Here is what I have tried without success:

  • Jsoup: Works great but no support for javascript/ajax (so it does not load full page)
  • Android built in HttpEntity: same problem with javascript/ajax as jsoup
  • HtmlUnit: Looks exactly what I need but after hours cannot get it to work on Android (Other users failed by trying to load the 12MB+ worth of jar files. I myself loaded the full source code and referenced it as a project library only to find that things such as Applets and java.awt (used by HtmlUnit) does not exist in Android).
  • Rhino - I find this very confusing and don't know how to get it working in Android and even if it is what I am looking for.
  • Selenium Driver: Looks like it can work but you don't have an straightforward way to implement it in a headless way so that you don't have the actual html displayed to a view.

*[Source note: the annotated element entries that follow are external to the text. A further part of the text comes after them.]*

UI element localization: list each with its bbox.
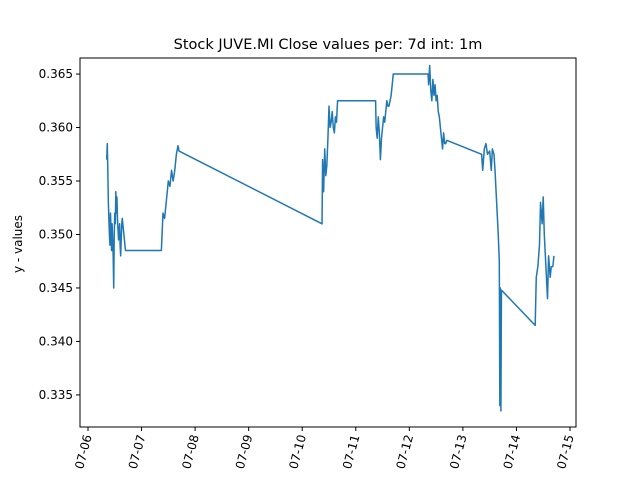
y-tick-label: 0.355 <box>39 174 73 188</box>
price-series-line <box>105 64 555 412</box>
y-axis: 0.335 0.340 0.345 0.350 0.355 0.360 0.365 <box>39 67 80 402</box>
plot-area-frame <box>79 57 577 428</box>
y-tick-label: 0.340 <box>39 334 73 348</box>
chart-title: Stock JUVE.MI Close values per: 7d int: … <box>174 37 483 53</box>
y-axis-label: y - values <box>11 215 25 273</box>
y-tick-label: 0.350 <box>39 227 73 241</box>
y-tick-label: 0.345 <box>39 281 73 295</box>
y-tick-label: 0.360 <box>39 121 73 135</box>
y-tick-label: 0.365 <box>39 67 73 81</box>
y-tick-label: 0.335 <box>39 388 73 402</box>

I really want HtmlUnit to work as it seems the best suited for my solution. Is there any way or at least another library I have missed that is suitable for my needs?

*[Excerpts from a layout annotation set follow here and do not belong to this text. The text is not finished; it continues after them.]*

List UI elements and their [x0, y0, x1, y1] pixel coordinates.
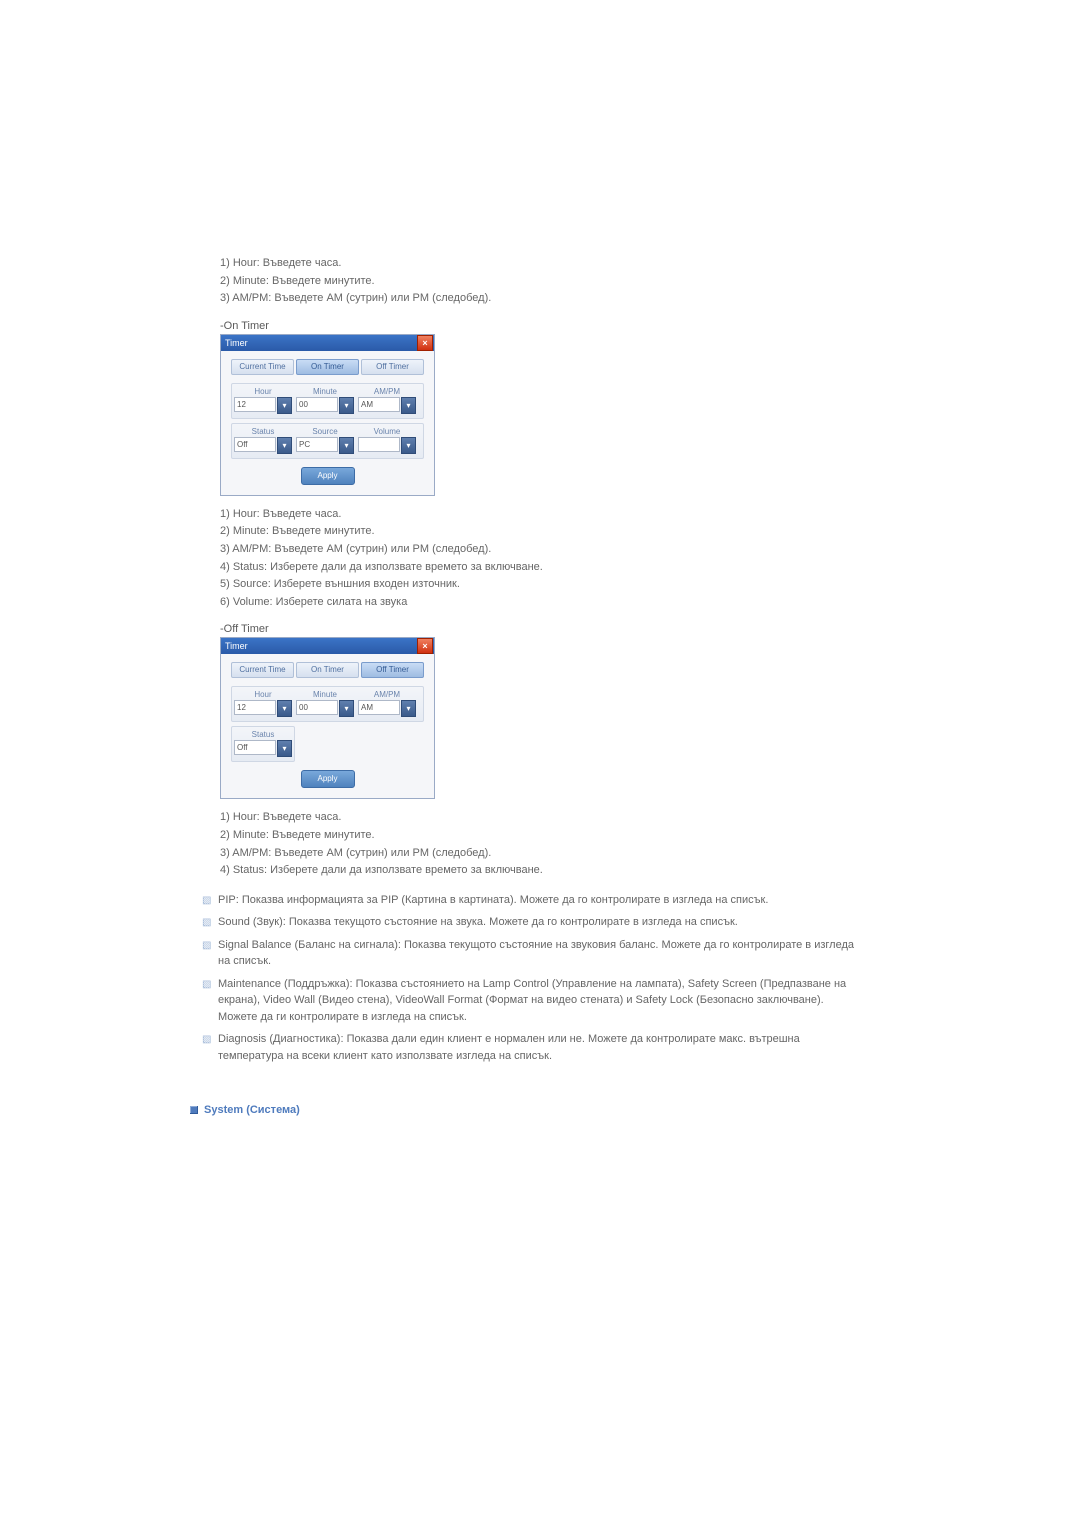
ampm-label: AM/PM	[358, 386, 416, 397]
spin-icon[interactable]: ▾	[339, 397, 354, 414]
dialog-title: Timer	[225, 641, 417, 651]
list-item: 2) Minute: Въведете минутите.	[220, 273, 860, 291]
chevron-down-icon[interactable]: ▾	[277, 740, 292, 757]
tab-current-time[interactable]: Current Time	[231, 662, 294, 678]
hour-input[interactable]: 12	[234, 700, 276, 715]
chevron-down-icon[interactable]: ▾	[401, 700, 416, 717]
minute-label: Minute	[296, 689, 354, 700]
hour-label: Hour	[234, 689, 292, 700]
bullet-sound: Sound (Звук): Показва текущото състояние…	[218, 914, 860, 931]
dialog-title: Timer	[225, 338, 417, 348]
square-bullet-icon	[190, 1106, 198, 1114]
spin-icon[interactable]: ▾	[277, 700, 292, 717]
close-icon[interactable]: ×	[417, 638, 433, 654]
minute-input[interactable]: 00	[296, 397, 338, 412]
list-item: 1) Hour: Въведете часа.	[220, 506, 860, 524]
chevron-down-icon[interactable]: ▾	[401, 397, 416, 414]
list-item: 6) Volume: Изберете силата на звука	[220, 594, 860, 612]
on-timer-heading: -On Timer	[220, 320, 860, 332]
status-label: Status	[234, 729, 292, 740]
apply-button[interactable]: Apply	[301, 467, 355, 485]
tab-off-timer[interactable]: Off Timer	[361, 662, 424, 678]
current-time-list: 1) Hour: Въведете часа. 2) Minute: Въвед…	[220, 255, 860, 308]
apply-button[interactable]: Apply	[301, 770, 355, 788]
list-item: 1) Hour: Въведете часа.	[220, 255, 860, 273]
bullet-icon: ▧	[202, 914, 218, 931]
form-row-status: Status Off ▾	[231, 726, 295, 762]
form-row-extra: Status Off ▾ Source PC ▾ Volume	[231, 423, 424, 459]
list-item: 1) Hour: Въведете часа.	[220, 809, 860, 827]
status-label: Status	[234, 426, 292, 437]
tab-on-timer[interactable]: On Timer	[296, 359, 359, 375]
list-item: 2) Minute: Въведете минутите.	[220, 523, 860, 541]
ampm-label: AM/PM	[358, 689, 416, 700]
status-input[interactable]: Off	[234, 740, 276, 755]
tab-on-timer[interactable]: On Timer	[296, 662, 359, 678]
list-item: 5) Source: Изберете външния входен източ…	[220, 576, 860, 594]
source-input[interactable]: PC	[296, 437, 338, 452]
ampm-input[interactable]: AM	[358, 397, 400, 412]
list-item: 4) Status: Изберете дали да използвате в…	[220, 862, 860, 880]
tab-off-timer[interactable]: Off Timer	[361, 359, 424, 375]
chevron-down-icon[interactable]: ▾	[339, 437, 354, 454]
spin-icon[interactable]: ▾	[401, 437, 416, 454]
bullet-signal-balance: Signal Balance (Баланс на сигнала): Пока…	[218, 937, 860, 970]
bullet-maintenance: Maintenance (Поддръжка): Показва състоян…	[218, 976, 860, 1026]
list-item: 3) AM/PM: Въведете AM (сутрин) или PM (с…	[220, 541, 860, 559]
tab-current-time[interactable]: Current Time	[231, 359, 294, 375]
hour-input[interactable]: 12	[234, 397, 276, 412]
bullet-icon: ▧	[202, 1031, 218, 1064]
bullet-diagnosis: Diagnosis (Диагностика): Показва дали ед…	[218, 1031, 860, 1064]
close-icon[interactable]: ×	[417, 335, 433, 351]
off-timer-dialog: Timer × Current Time On Timer Off Timer …	[220, 637, 435, 799]
form-row-time: Hour 12 ▾ Minute 00 ▾ AM/PM A	[231, 383, 424, 419]
bullet-icon: ▧	[202, 892, 218, 909]
volume-input[interactable]	[358, 437, 400, 452]
on-timer-dialog: Timer × Current Time On Timer Off Timer …	[220, 334, 435, 496]
on-timer-list: 1) Hour: Въведете часа. 2) Minute: Въвед…	[220, 506, 860, 612]
form-row-time: Hour 12 ▾ Minute 00 ▾ AM/PM A	[231, 686, 424, 722]
system-heading-label: System (Система)	[204, 1104, 300, 1116]
bullet-icon: ▧	[202, 937, 218, 970]
list-item: 3) AM/PM: Въведете AM (сутрин) или PM (с…	[220, 845, 860, 863]
list-item: 3) AM/PM: Въведете AM (сутрин) или PM (с…	[220, 290, 860, 308]
chevron-down-icon[interactable]: ▾	[277, 437, 292, 454]
ampm-input[interactable]: AM	[358, 700, 400, 715]
feature-bullets: ▧ PIP: Показва информацията за PIP (Карт…	[202, 892, 860, 1065]
bullet-icon: ▧	[202, 976, 218, 1026]
off-timer-heading: -Off Timer	[220, 623, 860, 635]
bullet-pip: PIP: Показва информацията за PIP (Картин…	[218, 892, 860, 909]
tabs: Current Time On Timer Off Timer	[231, 662, 424, 678]
spin-icon[interactable]: ▾	[277, 397, 292, 414]
off-timer-list: 1) Hour: Въведете часа. 2) Minute: Въвед…	[220, 809, 860, 879]
list-item: 2) Minute: Въведете минутите.	[220, 827, 860, 845]
volume-label: Volume	[358, 426, 416, 437]
status-input[interactable]: Off	[234, 437, 276, 452]
source-label: Source	[296, 426, 354, 437]
list-item: 4) Status: Изберете дали да използвате в…	[220, 559, 860, 577]
minute-label: Minute	[296, 386, 354, 397]
hour-label: Hour	[234, 386, 292, 397]
minute-input[interactable]: 00	[296, 700, 338, 715]
spin-icon[interactable]: ▾	[339, 700, 354, 717]
tabs: Current Time On Timer Off Timer	[231, 359, 424, 375]
system-heading: System (Система)	[190, 1104, 860, 1116]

I am currently using Android Studio 0.1.7 and can move to Ellipse if needed.

Thanks in advance!

Answer

Pierre picture Pierre · Jul 17, 2013

Ok after 2 weeks I admit defeat and are using a workaround which works great for me at the moment.

The problem:
It is too difficult to port HTMLUnit to Android (or at least with my level of expertise). I am sure its a worthwhile project (and not that time consuming for experienced java programmer) . I emailed the guys at HTMLUnit and they commented that they are not looking into a port or what effort will be involved but suggested anyone who wants to start with such a project should send an message to their mailing list to get more developers involved (http://htmlunit.sourceforge.net/mail-lists.html).

The workaround:
I used android's built in WebView and overrided the onPageFinished method of Webview class to inject Javascript that grabs all the html after the page has fully loaded. Webview can also be used to called futher javascript actions, clicking buttons, filling in forms etc.

Code:

webView.getSettings().setJavaScriptEnabled(true);
MyJavaScriptInterface jInterface = new MyJavaScriptInterface(context);
webView.addJavascriptInterface(jInterface, "HtmlViewer");

webView.setWebViewClient(new WebViewClient() {

@Override
public void onPageFinished(WebView view, String url) {

   //Load HTML
   webView.loadUrl("javascript:window.HtmlViewer.showHTML
       ('<head>'+document.getElementsByTagName('html')[0].innerHTML+'</head>');");
}

webView.loadUrl(StartURL);
ParseHtml(jInterface.html);   

public class MyJavaScriptInterface {

    private Context ctx;
    public String html;

    MyJavaScriptInterface(Context ctx) {
        this.ctx = ctx;
    }

    @JavascriptInterface
    public void showHTML(String _html) {
        html = _html;
    }
}